Голоса стали отдаляться, и Головкин заметался по гаражу в поисках чего-то, во что можно укутать труп. Мешок из-под строительной смеси более или менее подходил для этой цели. Он вытряхнул остатки песка на пол и принялся заталкивать в него тело мальчика. В мешок, рассчитанный на пятьдесят килограммов смеси, подросток уместился более или менее спокойно, но вот голова торчала наружу. Головкин на ощупь отыскал в углу бокса ножовку и принялся судорожно пилить. Искаженное судорогой детское лицо уже мало напоминало человеческое, но все же будоражило сознание убийцы. Ему была невыносима мысль о том, что сейчас придется расстаться с этим телом. Впав в раж, он стал его расчленять. Эта выматывающая работа дарила наслаждение, но просто выкинуть останки он не мог. Ему так хотелось сохранить все то, что еще час назад было живым существом. Справившись с собой, он все же запихнул то, что осталось от Кости, в мешок, но вот голову выкинуть не смог. Его завораживала застывшая на лице гримаса ужаса.

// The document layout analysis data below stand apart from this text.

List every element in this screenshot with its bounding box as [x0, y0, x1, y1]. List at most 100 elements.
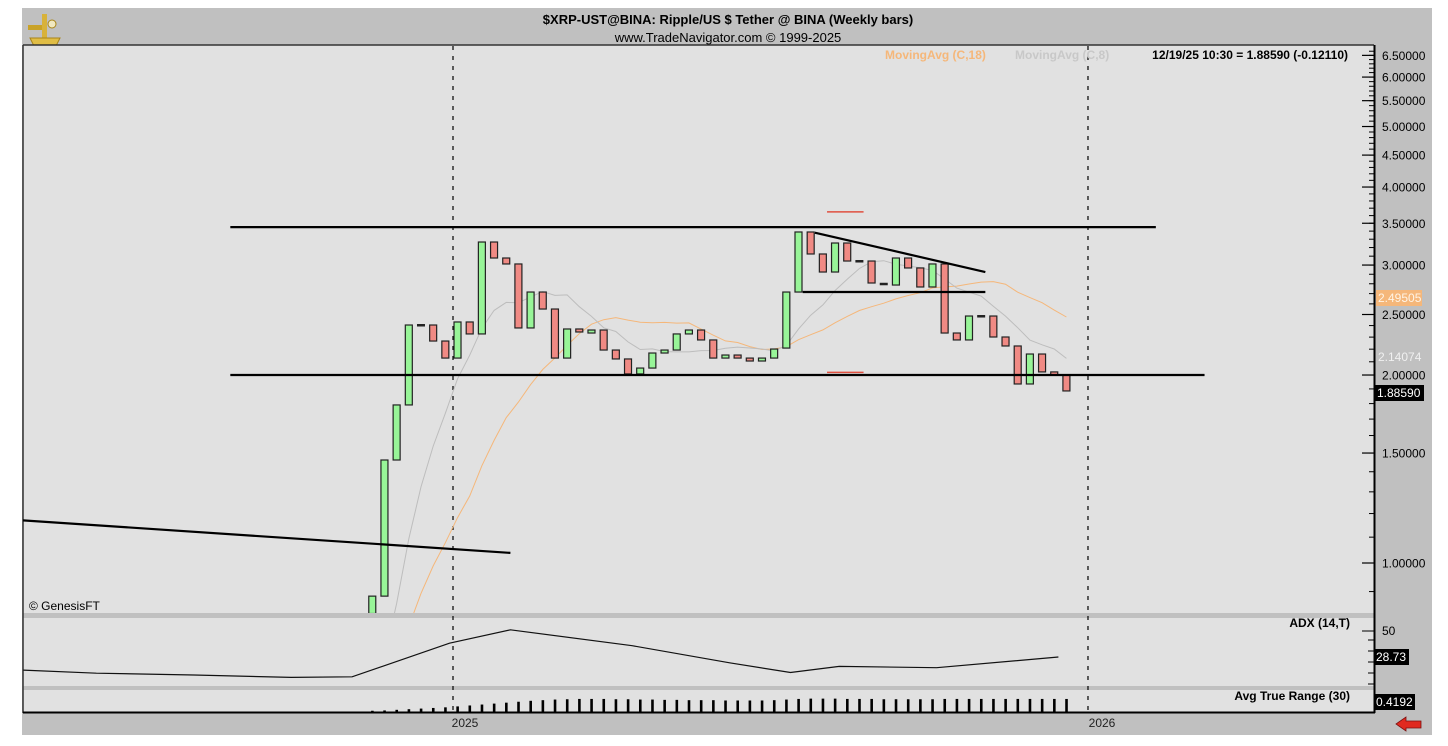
- atr-bar: [833, 698, 837, 712]
- atr-bar: [565, 699, 569, 712]
- year-label-2025: 2025: [452, 716, 479, 730]
- atr-bar: [870, 698, 873, 712]
- price-tick-label: 1.00000: [1382, 557, 1426, 571]
- chart-title: $XRP-UST@BINA: Ripple/US $ Tether @ BINA…: [543, 12, 913, 27]
- moving-averages: [393, 260, 1067, 613]
- candle-down: [550, 308, 560, 359]
- ma18-value: 2.49505: [1378, 291, 1422, 305]
- atr-bar: [712, 700, 715, 712]
- atr-bar: [663, 699, 666, 712]
- candle-up: [587, 329, 596, 334]
- watermark: © GenesisFT: [29, 599, 101, 613]
- atr-bar: [407, 709, 411, 712]
- atr-bar: [626, 699, 630, 712]
- candle-down: [538, 291, 547, 310]
- price-tick-label: 5.50000: [1382, 94, 1426, 108]
- atr-bar: [505, 702, 508, 712]
- candle-up: [830, 242, 840, 273]
- candle-down: [611, 349, 620, 360]
- last-price-value: 1.88590: [1377, 386, 1421, 400]
- price-tick-label: 6.50000: [1382, 49, 1426, 63]
- atr-bar: [967, 698, 971, 712]
- atr-bar: [1065, 698, 1068, 712]
- candle-up: [684, 329, 694, 335]
- candle-up: [757, 357, 767, 362]
- candle-down: [818, 253, 827, 273]
- price-tick-label: 2.00000: [1382, 369, 1426, 383]
- adx-panel: [23, 618, 1374, 686]
- candle-down: [806, 231, 815, 255]
- atr-bar: [736, 700, 740, 712]
- candle-up: [794, 231, 803, 293]
- year-label-2026: 2026: [1089, 716, 1116, 730]
- atr-value: 0.4192: [1376, 695, 1413, 709]
- atr-bar: [675, 699, 679, 712]
- candle-doji: [977, 315, 986, 318]
- candle-down: [916, 267, 925, 288]
- candle-up: [964, 315, 974, 341]
- atr-bar: [1028, 698, 1032, 712]
- price-readout: 12/19/25 10:30 = 1.88590 (-0.12110): [1152, 48, 1348, 62]
- atr-bar: [979, 698, 983, 712]
- atr-bar: [772, 700, 776, 712]
- candle-up: [453, 321, 462, 359]
- candle-up: [648, 352, 657, 369]
- candle-up: [368, 595, 377, 613]
- price-axis: 6.50000 6.00000 5.50000 5.00000 4.50000 4.000…: [1362, 49, 1426, 685]
- candle-down: [709, 339, 718, 359]
- atr-bar: [931, 699, 934, 712]
- candle-down: [502, 257, 511, 265]
- atr-bar: [517, 701, 520, 712]
- atr-bar: [468, 705, 472, 712]
- chart-subtitle: www.TradeNavigator.com © 1999-2025: [614, 30, 842, 45]
- atr-bar: [724, 700, 727, 712]
- atr-bar: [919, 699, 922, 712]
- atr-histogram: [371, 698, 1068, 712]
- last-price-tag: [1375, 385, 1424, 401]
- trendlines: [23, 211, 1205, 554]
- price-tick-label: 4.50000: [1382, 149, 1426, 163]
- candle-down: [489, 241, 499, 259]
- candle-down: [514, 263, 523, 329]
- candle-down: [904, 257, 913, 269]
- atr-bar: [431, 707, 435, 712]
- atr-bar: [760, 700, 764, 712]
- atr-bar: [444, 707, 447, 712]
- atr-value-tag: [1375, 694, 1415, 710]
- atr-bar: [395, 709, 399, 712]
- atr-bar: [1016, 698, 1020, 712]
- candle-down: [599, 329, 608, 351]
- candle-down: [429, 324, 438, 342]
- atr-bar: [846, 698, 849, 712]
- atr-bar: [602, 698, 606, 712]
- scroll-left-arrow-icon[interactable]: [1395, 716, 1422, 732]
- atr-bar: [894, 699, 898, 712]
- candle-up: [1025, 353, 1034, 385]
- candle-down: [733, 354, 742, 359]
- atr-bar: [419, 708, 423, 712]
- atr-bar: [785, 699, 788, 712]
- adx-line: [23, 629, 1059, 679]
- candle-down: [623, 358, 633, 375]
- atr-bar: [578, 698, 581, 712]
- candle-down: [1013, 345, 1022, 385]
- atr-bar: [553, 699, 557, 712]
- candle-up: [891, 257, 901, 286]
- price-tick-label: 4.00000: [1382, 181, 1426, 195]
- candle-down: [952, 332, 961, 341]
- atr-label: Avg True Range (30): [1234, 689, 1350, 703]
- candle-up: [636, 367, 645, 375]
- candle-doji: [855, 260, 864, 263]
- price-tick-label: 3.00000: [1382, 259, 1426, 273]
- atr-bar: [1040, 698, 1044, 712]
- atr-panel: [23, 690, 1374, 712]
- atr-bar: [699, 700, 703, 712]
- candle-down: [940, 263, 949, 334]
- atr-bar: [651, 699, 654, 712]
- candle-up: [380, 459, 389, 597]
- price-tick-label: 2.50000: [1382, 308, 1426, 322]
- candle-doji: [416, 324, 425, 327]
- price-panel: [23, 45, 1374, 613]
- candle-doji: [879, 282, 888, 286]
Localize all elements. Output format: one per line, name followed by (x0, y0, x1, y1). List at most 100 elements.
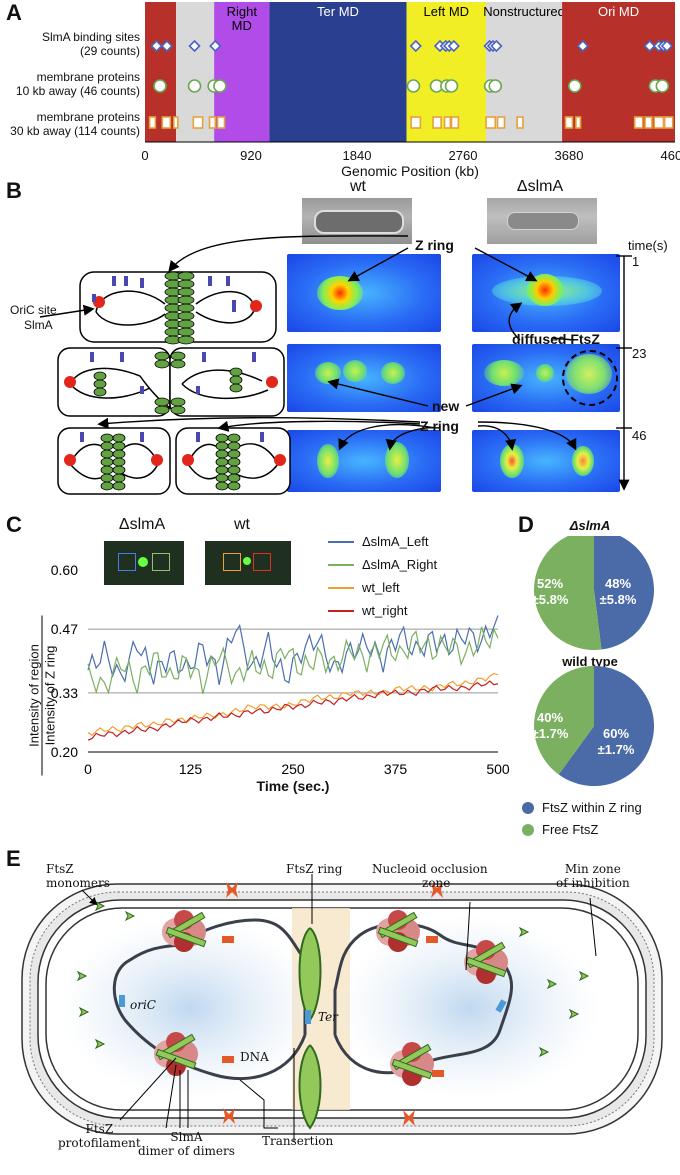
pie-legend-green: Free FtsZ (522, 822, 598, 837)
legend-text: wt_left (362, 580, 400, 595)
legend-swatch (328, 586, 354, 589)
slma-cluster (390, 1042, 434, 1086)
inset-title-wt: wt (234, 516, 250, 533)
x-tick-label: 125 (179, 761, 203, 777)
mem10-marker (187, 79, 202, 93)
new-label: new (432, 398, 460, 414)
cell-3 (57, 427, 291, 495)
mem30-marker (148, 116, 157, 129)
mem30-marker (653, 116, 665, 129)
heatmap-wt-23s (287, 344, 441, 412)
cell-1 (79, 271, 277, 345)
legend-item: wt_right (328, 599, 508, 622)
line: SlmA (170, 1130, 203, 1144)
x-tick-label: 500 (486, 761, 510, 777)
panel-d-label: D (518, 512, 534, 537)
inset-image-mut (104, 541, 184, 585)
legend-dot (522, 801, 534, 814)
genome-tick-label: 0 (141, 148, 149, 163)
slma-cluster (154, 1032, 198, 1076)
mem10-marker (406, 79, 421, 93)
row-label-line: 30 kb away (114 counts) (10, 124, 140, 138)
legend-item: wt_left (328, 576, 508, 599)
y-tick-label: 0.33 (51, 685, 78, 701)
brightfield-mut (487, 198, 597, 244)
mem30-marker (496, 116, 506, 129)
slma-site-marker (160, 39, 174, 53)
line: of inhibition (556, 876, 630, 890)
mem30-marker (663, 116, 674, 129)
time-1: 1 (632, 254, 640, 269)
genome-tick-label: 4600 (660, 148, 680, 163)
y-tick-label: 0.47 (51, 621, 78, 637)
slma-cluster (376, 910, 420, 952)
mem10-marker (213, 79, 227, 93)
oric-label: OriC site (10, 303, 57, 317)
series-line (87, 615, 499, 685)
heatmap-mut-23s (472, 344, 620, 412)
label-ftsz-ring: FtsZ ring (286, 862, 343, 876)
label-ftsz-monomers: FtsZ monomers (46, 862, 110, 890)
genome-region-label: Left MD (424, 4, 470, 19)
mem30-marker (443, 116, 452, 129)
mem10-marker (444, 79, 459, 93)
genome-tick-label: 1840 (342, 148, 372, 163)
slma-site-marker (660, 39, 674, 53)
col-title-wt: wt (350, 178, 366, 195)
col-title-mut: ΔslmA (516, 178, 564, 195)
mem30-marker (633, 116, 644, 129)
row-label-line: (29 counts) (79, 44, 140, 58)
legend-item: ΔslmA_Right (328, 553, 508, 576)
label-oric: oriC (130, 998, 156, 1012)
row-label-line: membrane proteins (36, 70, 140, 84)
time-46: 46 (632, 428, 647, 443)
time-axis-label: time(s) (628, 238, 668, 253)
slma-site-marker (447, 39, 460, 53)
label-min-zone: Min zone of inhibition (556, 862, 630, 890)
slma-site-marker (643, 39, 656, 53)
pct: 48% (604, 576, 632, 591)
row-label-mem10: membrane proteins 10 kb away (46 counts) (0, 70, 140, 98)
mem30-marker (450, 116, 460, 129)
legend-swatch (328, 563, 354, 566)
err: ±1.7% (531, 726, 569, 741)
pie-charts (534, 536, 654, 786)
legend-swatch (328, 540, 354, 543)
pie-wt-green-label: 40% ±1.7% (520, 710, 580, 742)
mem30-marker (161, 116, 172, 129)
line: Nucleoid occlusion (372, 862, 488, 876)
y-tick-label: 0.60 (51, 562, 78, 578)
pct: 60% (602, 726, 630, 741)
time-23: 23 (632, 346, 647, 361)
slma-site-marker (209, 39, 222, 53)
label-dna: DNA (240, 1050, 269, 1064)
mem30-marker (208, 116, 217, 129)
x-tick-label: 250 (281, 761, 305, 777)
line: dimer of dimers (138, 1144, 235, 1158)
x-tick-label: 375 (384, 761, 408, 777)
legend-text: wt_right (362, 603, 408, 618)
division-diagram (39, 235, 632, 495)
pie-slice-within-zring (558, 666, 654, 786)
mem30-marker (192, 116, 204, 129)
pie-slice-within-zring (594, 536, 654, 650)
series-line (87, 626, 499, 695)
mem10-marker (567, 79, 582, 93)
line: FtsZ (85, 1122, 114, 1136)
slma-site-marker (576, 39, 589, 53)
genome-tick-label: 920 (240, 148, 262, 163)
legend-item: ΔslmA_Left (328, 530, 508, 553)
line: zone (422, 876, 451, 890)
pie-mut-green-label: 52% ±5.8% (520, 576, 580, 608)
pct: 52% (536, 576, 564, 591)
ftsz-stack-1 (164, 271, 195, 345)
y-tick-label: 0.20 (51, 744, 78, 760)
label-ftsz-protofilament: FtsZ protofilament (58, 1122, 141, 1150)
mem30-marker (432, 116, 442, 129)
slma-site-marker (188, 39, 201, 53)
genome-region-label: Ori MD (598, 4, 639, 19)
pie-wt-blue-label: 60% ±1.7% (586, 726, 646, 758)
nucleoid-occlusion-diagram (21, 874, 663, 1142)
inset-title-mut: ΔslmA (118, 516, 166, 533)
legend-dot (522, 823, 534, 836)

…Головкин связал ему руки за спиной, накинул на шею веревочную петлю и задушил. После чего, глумясь над трупом, убийца подвесил его за ноги к потолку, отрезал нос и уши, отчленил голову, нанес множество ножевых ударов по туловищу, вырезал внутренние и половые органы. С помощью хирургических ножей и топора Головкин расчленил труп, вырезал мягкие ткани, поджарил их на паяльной лампе и съел. Отчлененную голову он хранил в гараже – вскрыл черепную коробку, выжег мозг, постепенно отсепарировал кожу и мягкие ткани. Позже Головкин демонстрировал череп… другим жертвам для запугивания.
Близился рассвет. Тьма потихоньку начала рассеиваться, уступая место зыбкому стелющемуся туману. Пора было заканчивать со всем этим. Головкин уже и сам с трудом верил в то, что все произошедшее было на самом деле, а в мешке покоится расчлененное детское тело. Даже лежащая на столе голова теперь смотрелась глупой бутафорией. Нужно было спешить, чтобы управиться засветло. Головкин взял мешок и направился к машине. Уходя, он прикрыл голову Кости своей старой рубашкой.
Погрузив мешок в багажник, убийца уселся за руль и выехал на дорогу. Попетляв немного по знакомым развязкам, он заприметил лесную опушку рядом с железнодорожной станцией. Со стороны казалось, что это непролазная чаща, в которую и пешком-то не зайдешь, а уж на машине и подавно не заедешь, но Головкин знал, что за деревьями начинаются проселочная дорога и большая поляна с поваленными осинами. Эти деревья упали после урагана несколько лет назад. Убирать их никто не собирался, поэтому люди стали просто обходить это место стороной. Головкин кое-как добрался до проселочной дороги, припарковал машину, вытащил из багажника мешок и направился к бурелому. Осмотревшись, он понял, что без лопаты ему не обойтись. Пришлось выкопать нечто наподобие могилы, чтобы захоронить тело. Он вытряхнул останки мальчика в яму и забросал их землей, а мешок решил выкинуть в другом месте.